In an effort to make longer-lasting, safer, and more affordable batteries, Washington-based XNRGI aims to build lithium batteries on plentiful, off-the shelf silicon wafers.

Last week, the company announced plans to bring new batteries based on its patented technology to market in 2020, in a new stationary storage battery.

Most such batteries today are used in commercial installations such as at utility transformer stations or at grid-scale power plants, especially for wind and solar.

XNRGI Powercell silicon wafer battery design (from company video)

XNRGI Powercell silicon wafer battery design (from company video)

Some, however, are used to store lower-cost electricity for electric-car DC fast-charging stations. Tesla and other companies also sell them for home installations, which can help EV owners use solar power to charge their cars.

XNRGI claims its new silicon-wafer Power Chip cells have four times the energy density of conventional lithium-ion cells and cost half as much.

Lithium batteries already use silicon anodes. XNRGI's technology, which has been in development for 15 years, imprints a 20-by-20 micron honeycomb onto commodity cells, then coats them with lithium and other materials to form the cathodes of millions of "microbatteries." The company says the wafers can accommodate various lithium chemistries.

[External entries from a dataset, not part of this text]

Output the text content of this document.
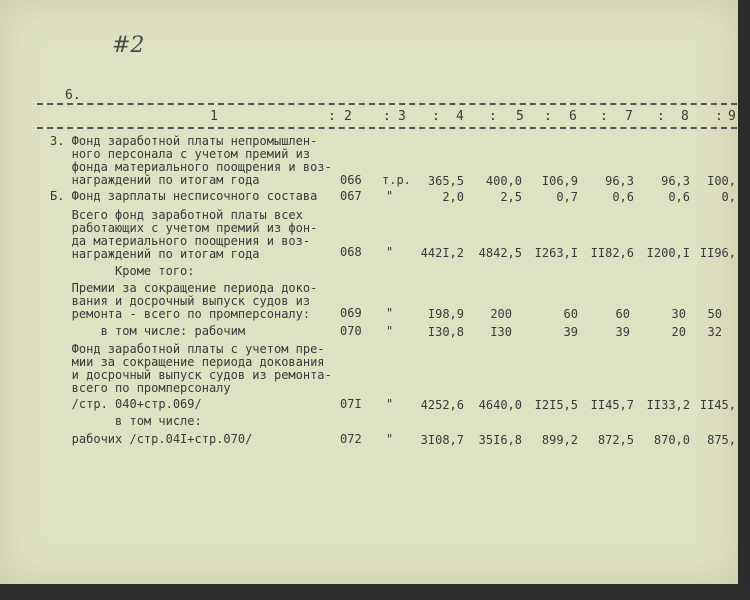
#2
6.
1	2	3	4	5	6	7	8	9
3. Фонд заработной платы непромышлен-
ного персонала с учетом премий из
фонда материального поощрения и воз-
награждений по итогам года	066 т.р. 365,5 400,0 I06,9 96,3 96,3 I00,
Б. Фонд зарплаты несписочного состава 067 "	2,0	2,5	0,7	0,6	0,6	0,
Всего фонд заработной платы всех
работающих с учетом премий из фон-
да материального поощрения и воз-
награждений по итогам года	068 " 442I,2 4842,5 I263,I II82,6 I200,I II96,
Кроме того:
Премии за сокращение периода доко-
вания и досрочный выпуск судов из
ремонта - всего по промперсоналу:	069 "	I98,9 200	60	60	30 50
в том числе: рабочим	070 "	I30,8 I30	39	39	20 32
Фонд заработной платы с учетом пре-
мии за сокращение периода докования
и досрочный выпуск судов из ремонта-
всего по промперсоналу
/стр. 040+стр.069/	07I " 4252,6 4640,0 I2I5,5 II45,7 II33,2 II45,
в том числе:
рабочих /стр.04I+стр.070/	072 " 3I08,7 35I6,8 899,2 872,5 870,0 875,
:	:	:	:	:	:	:	:
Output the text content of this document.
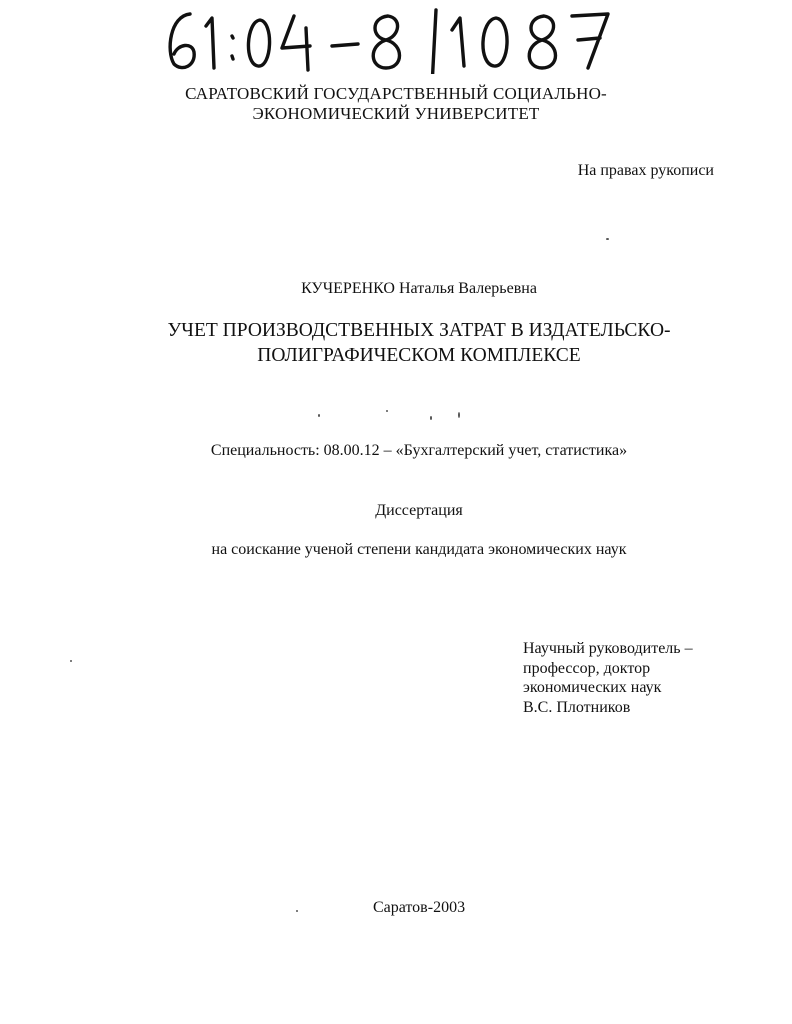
САРАТОВСКИЙ ГОСУДАРСТВЕННЫЙ СОЦИАЛЬНО-
ЭКОНОМИЧЕСКИЙ УНИВЕРСИТЕТ
На правах рукописи
КУЧЕРЕНКО Наталья Валерьевна
УЧЕТ ПРОИЗВОДСТВЕННЫХ ЗАТРАТ В ИЗДАТЕЛЬСКО-
ПОЛИГРАФИЧЕСКОМ КОМПЛЕКСЕ
Специальность: 08.00.12 – «Бухгалтерский учет, статистика»
Диссертация
на соискание ученой степени кандидата экономических наук
Научный руководитель –
профессор, доктор
экономических наук
В.С. Плотников
Саратов-2003
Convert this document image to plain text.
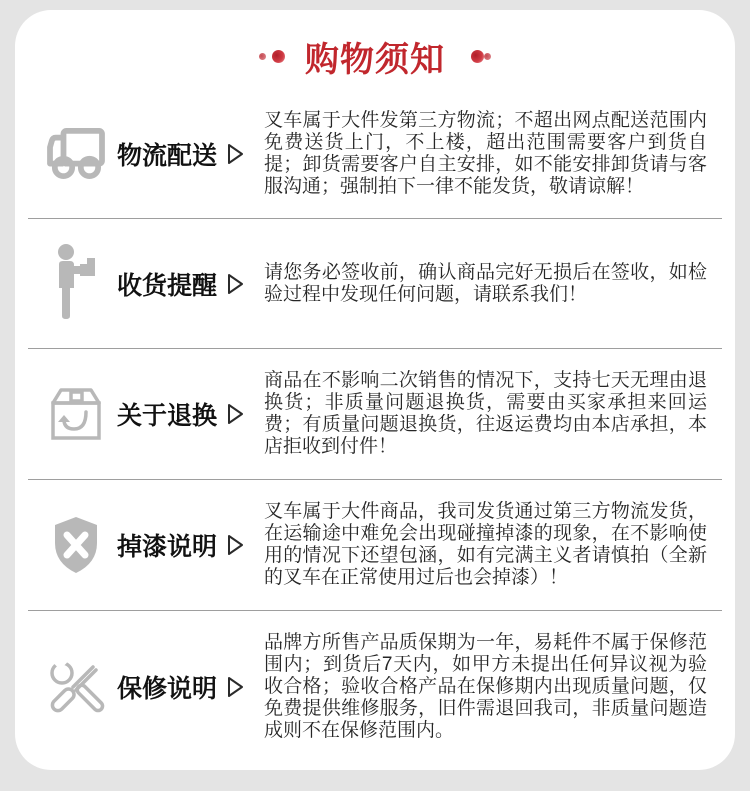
购物须知
物流配送
叉车属于大件发第三方物流；不超出网点配送范围内免费送货上门，不上楼，超出范围需要客户到货自提；卸货需要客户自主安排，如不能安排卸货请与客服沟通；强制拍下一律不能发货，敬请谅解！
收货提醒 请您务必签收前，确认商品完好无损后在签收，如检验过程中发现任何问题，请联系我们！
关于退换
商品在不影响二次销售的情况下，支持七天无理由退换货；非质量问题退换货，需要由买家承担来回运费；有质量问题退换货，往返运费均由本店承担，本店拒收到付件！
掉漆说明
叉车属于大件商品，我司发货通过第三方物流发货，在运输途中难免会出现碰撞掉漆的现象，在不影响使用的情况下还望包涵，如有完满主义者请慎拍（全新的叉车在正常使用过后也会掉漆）！
保修说明
品牌方所售产品质保期为一年，易耗件不属于保修范围内；到货后7天内，如甲方未提出任何异议视为验收合格；验收合格产品在保修期内出现质量问题，仅免费提供维修服务，旧件需退回我司，非质量问题造成则不在保修范围内。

Using the silicon wafers solves several challenges, the company says. Each wafer structure, houses 36 million of these microbatteries on each 12-inch chip. The tiny active batteries carry a small enough charge and has enough space between cells to avoid the dendrite growth that causes traditional batteries to lose capacity over time, and eventually cause shorts that can lead to fires. XNRGI expects its batteries should last three times as long as conventional lithium batteries.

The company says the chips can safely be stacked to store up to 100 kilowatt-hours of electricity.

This resistance to dendrite growth can also reduce the need to slow down chargers when batteries get close to full. Today fast charging is measured in how fast a car can get to 80 percent of a charge, based on the power of the charger.

Tesla aside, the most powerful chargers—and the cars designed to accept the fastest charges—can operate at about 150 kilowatts, or an 80 percent charge in about 20 minutes. The quickest-charging cars coming in the next year will cut that time in half. That's still more than twice as long as it takes to fill up with gas. Speeding up that last 20 percent can go a long way toward making electric cars more competitive with gas.

XNRGI Powercell silicon wafer battery design (from company video)

XNRGI Powercell silicon wafer battery design (from company video)

XNRGI claims an energy density of 400 watt-hours per kilogram (1,600 watt-hours per liter) for its batteries, more than twice as much energy per pound as the best batteries on the road today.

The other benefit XNRGI claims for its cells is reduced cost. The company says it can build the cells for $150 per kilowatt hour, regardless of the application. It has already sold 600 of them for grid storage applications, but the company says they are just affordable for electronics.

Since the batteries can be made in existing silicon wafer plants, XNRGI claims the cost of a battery factory can be reduced by 95 percent.

The company has not revealed when its new battery format might be used for testing in cars themselves.